Malaria Consortium

Malaria Consortium’s Seasonal Chemoprevention Program distributes preventive antimalarial drugs to children 3 to 59 months old in order to prevent illness and death from malaria. The program consists of administering a maximum of four treatment courses at monthly intervals during peak malaria transmission season in Nigeria and seven Sahelian countries.

What’s the need?

● Malaria is preventable and treatable, but is still a serious public health concern in Burkina Faso, Nigeria and Chad, where Malaria Consortium mostly works. Nigeria accounts for 25% of the world’s malaria cases.

● Malaria accounts for 60 percent of outpatient visits to health facilities in Nigeria, 30 percent of childhood deaths, 25 percent of deaths in children under one year and 11 percent of maternal deaths.

● Estimated gap of 12 to 18 million children in Africa who could benefit from SMC, but who are not currently included in SMC programmes, particularly in the Sahel and sub-Sahel regions of Africa.

What they do (program details)

● Administer a maximum of four treatment courses of SP [sulfadoxine-pyrimethamine] + AQ [amodiaquine] at monthly intervals to children 3 to 59 months old in areas of highly seasonal malaria transmission during the high malaria transmission period.

● The objective is to maintain therapeutic anti-malarial drug concentrations in the blood throughout the period of greatest risk to reduce the incidence of both simple and severe malaria disease and the associated anaemia and result in healthier, stronger children.

● Operate in Northern Nigeria and seven Sahelian countries with high seasonal malaria transmission, main focus has been on three countries, Burkina Faso, Nigeria and Chad.

● Assist in training community health workers to administer SMC.

Evidence of impact of intervention

● SMC was associated with an 89% reduction in malaria incidence for 4 weeks after treatment, and 62% from five to six weeks after treatment, compared with children who had not received SMC or whose last dose was more than six weeks before.

● One trial found a 60% reduction in malaria incidence in children living in areas receiving SMC in a particular year, relative to children living in areas not receiving SMC that year.

● Malaria incidence among the untreated population (over the age of 10) was 26% lower in areas where SMC was delivered compared to controls.

● SMC is recommended by the World Health Organization (WHO) as one of the most effective interventions for the prevention of malaria in areas where malaria transmission is highly seasonal and resistance to SP + AQ is low (Sahel regions of Africa).

● SMC is highly cost-effective in preventing malaria in all seven countries as per each country’s GDP per capita.

Evidence of impact of charity

● 92% of children received at least one month of treatment, 71% received at least three months of treatment, and 55% of children received all four months of SMC treatment.

● Malaria Consortium estimate that they have prevented 60,000 malaria deaths and 10 million cases of malaria through their SMC program.

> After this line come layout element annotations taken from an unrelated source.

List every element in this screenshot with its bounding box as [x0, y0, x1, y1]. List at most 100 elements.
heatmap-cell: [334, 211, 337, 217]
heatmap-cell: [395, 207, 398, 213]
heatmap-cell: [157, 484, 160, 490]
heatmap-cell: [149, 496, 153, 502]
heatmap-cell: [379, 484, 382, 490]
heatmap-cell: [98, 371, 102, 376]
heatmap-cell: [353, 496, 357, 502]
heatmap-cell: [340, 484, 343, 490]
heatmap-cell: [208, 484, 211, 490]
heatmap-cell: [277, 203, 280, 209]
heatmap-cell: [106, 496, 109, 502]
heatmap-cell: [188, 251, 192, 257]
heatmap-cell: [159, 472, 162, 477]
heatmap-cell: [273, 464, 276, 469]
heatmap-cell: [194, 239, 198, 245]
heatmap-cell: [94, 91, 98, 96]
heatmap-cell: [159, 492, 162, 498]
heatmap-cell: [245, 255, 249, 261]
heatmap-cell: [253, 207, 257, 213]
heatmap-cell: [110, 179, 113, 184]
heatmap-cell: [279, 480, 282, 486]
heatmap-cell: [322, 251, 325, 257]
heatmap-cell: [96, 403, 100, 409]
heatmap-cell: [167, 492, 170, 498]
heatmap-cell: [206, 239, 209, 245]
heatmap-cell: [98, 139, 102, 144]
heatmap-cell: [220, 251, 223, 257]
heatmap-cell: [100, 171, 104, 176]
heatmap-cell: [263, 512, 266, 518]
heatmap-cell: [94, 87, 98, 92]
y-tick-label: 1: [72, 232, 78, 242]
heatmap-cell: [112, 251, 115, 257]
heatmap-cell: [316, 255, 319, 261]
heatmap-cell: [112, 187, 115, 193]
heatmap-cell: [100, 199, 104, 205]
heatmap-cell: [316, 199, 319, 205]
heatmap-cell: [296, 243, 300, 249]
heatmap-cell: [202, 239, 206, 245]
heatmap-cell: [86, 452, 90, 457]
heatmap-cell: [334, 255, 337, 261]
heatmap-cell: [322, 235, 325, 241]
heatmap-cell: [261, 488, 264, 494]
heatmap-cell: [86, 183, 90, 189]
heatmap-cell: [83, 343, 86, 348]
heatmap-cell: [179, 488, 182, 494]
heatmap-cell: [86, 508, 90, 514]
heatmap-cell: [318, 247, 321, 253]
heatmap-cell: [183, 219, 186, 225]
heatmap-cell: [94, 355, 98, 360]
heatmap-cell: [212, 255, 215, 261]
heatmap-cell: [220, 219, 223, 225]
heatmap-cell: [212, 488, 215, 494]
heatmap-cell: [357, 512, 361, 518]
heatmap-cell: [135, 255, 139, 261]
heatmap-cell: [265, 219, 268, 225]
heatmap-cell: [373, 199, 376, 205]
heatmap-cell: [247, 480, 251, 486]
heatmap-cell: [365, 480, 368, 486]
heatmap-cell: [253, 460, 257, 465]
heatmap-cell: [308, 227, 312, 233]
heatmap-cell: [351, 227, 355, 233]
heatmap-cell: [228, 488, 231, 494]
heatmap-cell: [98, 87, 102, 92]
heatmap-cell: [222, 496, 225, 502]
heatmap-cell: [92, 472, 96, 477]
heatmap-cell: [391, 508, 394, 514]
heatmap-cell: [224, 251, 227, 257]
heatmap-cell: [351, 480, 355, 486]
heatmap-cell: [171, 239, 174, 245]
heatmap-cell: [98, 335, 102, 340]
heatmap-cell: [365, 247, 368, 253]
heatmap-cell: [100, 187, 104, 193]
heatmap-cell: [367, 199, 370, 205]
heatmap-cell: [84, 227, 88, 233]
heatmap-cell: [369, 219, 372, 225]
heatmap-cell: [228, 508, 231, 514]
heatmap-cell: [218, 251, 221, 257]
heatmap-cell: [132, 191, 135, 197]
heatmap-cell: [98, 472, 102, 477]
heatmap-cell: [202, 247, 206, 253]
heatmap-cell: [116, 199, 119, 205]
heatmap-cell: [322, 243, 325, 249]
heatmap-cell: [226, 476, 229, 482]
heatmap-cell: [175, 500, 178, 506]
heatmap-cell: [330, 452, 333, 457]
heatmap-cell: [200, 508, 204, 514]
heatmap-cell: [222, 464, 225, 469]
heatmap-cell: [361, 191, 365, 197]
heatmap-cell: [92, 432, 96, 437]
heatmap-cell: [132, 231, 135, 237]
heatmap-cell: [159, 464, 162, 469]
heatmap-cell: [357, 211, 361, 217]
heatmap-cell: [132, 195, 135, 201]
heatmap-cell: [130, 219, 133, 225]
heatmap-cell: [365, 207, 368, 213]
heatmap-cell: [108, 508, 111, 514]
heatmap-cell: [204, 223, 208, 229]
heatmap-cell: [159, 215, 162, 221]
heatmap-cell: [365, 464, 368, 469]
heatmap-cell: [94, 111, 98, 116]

● Highly cost effective program: GiveWell estimate that Malaria Consortium’s cost of delivering the full four-month SMC treatment is $6.93. GiveWell estimates that it is 8.8 times as cost-effective as direct cash transfers.

Plans for the Future

● Malaria Consortium could productively use an additional $44.4 million in the next three years (2019-2021) to scale up its SMC activities in Nigeria, Burkina Faso, and Chad.

● Could absorb an additional $4.8 million to fill its funding gap for 2019 alone.

● If fully funded, they expect to be able to reach all remaining eligible children in Chad, and scale up to reaching 3 million children in Nigeria in 2019, which would rise to 5 million children in 2020 and 2021.

● If fully funded, 71% of funding is expected to fund work in Nigeria, 13% in Burkina Faso, 14% in Chad, and 1% to fund a study on drug resistance in 2020.

● General strategy for 2015-2019: improve the lives of poor marginalised people in Africa and Asia by targeting malaria, pneumonia, dengue and neglected tropical diseases.

Remaining uncertainties

● In 2015 high prevalence of vomiting from SMC drugs in Nigeria, but Malaria Consortium finds this won’t be an issue anymore due to the new dispersible SMC formula.

● Possibility of the Plasmodium parasite acquiring immunity to SMC treatment, but recent studies have shown a low frequency of markers of resistance to SMC drugs.

● Uncertain how extra funding will allow the program to increase the percentage of children receiving four full rounds of SMC treatment (currently at about 55%), but we believe that the program is highly cost-effective based on cost per life saved and highly effective with 71% of children receiving at least three rounds of treatment.